A New Chapter in the Haitian Nightmare

Over at City Journal, our concerned doctor laments the severe deterioration of Haiti’s already devastating social, cultural, and economic conditions.

The downward spiral in Haiti toward a Hobbesian war of all against all seems endless. So terrible is the situation that even the days of Papa Doc, once the byword for bizarre tropical dictatorship, now seem almost halcyon by comparison. The history of no country on earth is more tragic than that of Haiti.

Over the Garden Wall

In the March issue of New Criterion, the critical doctor reviews a new film depicting the fictionalized home life of Rudolf Höss, the commandant of Auschwitz, while focusing on the human tendency for the mental compartmentalization of evil.

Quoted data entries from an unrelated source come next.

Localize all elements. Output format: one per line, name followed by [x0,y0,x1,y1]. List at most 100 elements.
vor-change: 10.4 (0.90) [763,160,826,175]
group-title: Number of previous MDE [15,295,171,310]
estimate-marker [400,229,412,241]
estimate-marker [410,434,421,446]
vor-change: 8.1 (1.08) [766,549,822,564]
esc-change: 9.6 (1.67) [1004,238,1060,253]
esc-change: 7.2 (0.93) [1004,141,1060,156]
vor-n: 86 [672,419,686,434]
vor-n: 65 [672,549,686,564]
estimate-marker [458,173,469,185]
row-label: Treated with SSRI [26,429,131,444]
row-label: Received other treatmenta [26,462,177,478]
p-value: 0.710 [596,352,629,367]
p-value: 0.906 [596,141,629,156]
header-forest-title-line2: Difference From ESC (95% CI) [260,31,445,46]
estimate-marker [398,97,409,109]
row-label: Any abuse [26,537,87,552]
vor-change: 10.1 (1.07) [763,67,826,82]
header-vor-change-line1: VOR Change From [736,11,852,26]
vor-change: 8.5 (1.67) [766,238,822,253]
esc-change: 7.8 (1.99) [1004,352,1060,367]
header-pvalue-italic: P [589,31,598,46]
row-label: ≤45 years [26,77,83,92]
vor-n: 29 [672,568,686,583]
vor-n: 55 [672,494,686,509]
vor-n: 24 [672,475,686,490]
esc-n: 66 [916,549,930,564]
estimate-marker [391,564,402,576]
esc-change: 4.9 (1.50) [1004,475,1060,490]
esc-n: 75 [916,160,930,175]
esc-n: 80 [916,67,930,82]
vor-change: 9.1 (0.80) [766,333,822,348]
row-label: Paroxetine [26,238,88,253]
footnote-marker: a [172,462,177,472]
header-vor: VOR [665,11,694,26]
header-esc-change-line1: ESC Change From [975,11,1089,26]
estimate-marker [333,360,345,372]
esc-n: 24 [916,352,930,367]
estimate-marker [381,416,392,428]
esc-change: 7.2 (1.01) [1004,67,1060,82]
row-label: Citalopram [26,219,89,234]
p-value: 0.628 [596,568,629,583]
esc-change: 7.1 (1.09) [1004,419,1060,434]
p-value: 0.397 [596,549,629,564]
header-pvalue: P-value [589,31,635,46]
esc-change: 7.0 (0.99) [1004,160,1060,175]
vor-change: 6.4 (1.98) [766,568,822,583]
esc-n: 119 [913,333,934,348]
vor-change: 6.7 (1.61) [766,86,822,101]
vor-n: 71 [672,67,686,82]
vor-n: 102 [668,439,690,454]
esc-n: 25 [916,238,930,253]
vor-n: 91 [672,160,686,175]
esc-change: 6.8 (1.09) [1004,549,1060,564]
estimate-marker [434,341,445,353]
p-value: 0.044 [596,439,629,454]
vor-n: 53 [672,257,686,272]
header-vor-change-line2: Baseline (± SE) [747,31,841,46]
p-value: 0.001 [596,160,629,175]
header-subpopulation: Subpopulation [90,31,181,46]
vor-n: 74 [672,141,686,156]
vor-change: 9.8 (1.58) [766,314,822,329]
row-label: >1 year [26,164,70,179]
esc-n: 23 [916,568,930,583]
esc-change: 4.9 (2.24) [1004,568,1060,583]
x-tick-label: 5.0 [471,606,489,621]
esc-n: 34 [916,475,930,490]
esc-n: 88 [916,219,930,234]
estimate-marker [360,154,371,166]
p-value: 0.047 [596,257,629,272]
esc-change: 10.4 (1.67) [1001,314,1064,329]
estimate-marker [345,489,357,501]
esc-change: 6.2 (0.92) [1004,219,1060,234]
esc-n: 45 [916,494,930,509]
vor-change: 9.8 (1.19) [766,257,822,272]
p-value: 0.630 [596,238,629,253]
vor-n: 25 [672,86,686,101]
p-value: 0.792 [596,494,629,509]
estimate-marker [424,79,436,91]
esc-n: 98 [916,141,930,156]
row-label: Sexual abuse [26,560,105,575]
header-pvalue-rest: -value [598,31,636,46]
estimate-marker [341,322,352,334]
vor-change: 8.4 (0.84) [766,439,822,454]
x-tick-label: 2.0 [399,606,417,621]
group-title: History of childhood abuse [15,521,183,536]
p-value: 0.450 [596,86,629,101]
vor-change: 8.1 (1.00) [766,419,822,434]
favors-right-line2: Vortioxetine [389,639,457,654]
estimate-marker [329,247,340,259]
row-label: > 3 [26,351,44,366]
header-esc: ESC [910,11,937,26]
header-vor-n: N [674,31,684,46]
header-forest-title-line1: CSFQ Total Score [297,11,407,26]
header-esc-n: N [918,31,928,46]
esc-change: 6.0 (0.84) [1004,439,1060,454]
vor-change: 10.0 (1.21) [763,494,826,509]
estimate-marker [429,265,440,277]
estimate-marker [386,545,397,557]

But the argumentum ad Hitlerum, as it has been called, is, or can be, mentally lazy. It is a way of avoiding the difficult and painful demands of thought. For the fact is that compartmentalization is inevitable in a complex world such as ours. We go about our lives, with our petty concerns and projects, despite our awareness of the enormous evils prevalent in the world, even some that are close at hand.

What Would Shakespeare Do?

In the March edition of New English Review, our scholarly doctor explores some of the religious themes found in Shakespeare’s oeuvre.

Shakespeare doesn’t put all his cards on the table and tell us that any particular religious doctrine is true (and therefore that others must be false). But he does make one kind of religiosity, naïve and instinctive, attractive, while another kind is somewhat repellent, which is to say instrumental, hypocritical and self-interested. He favours common humanity over ambition and the lust for power.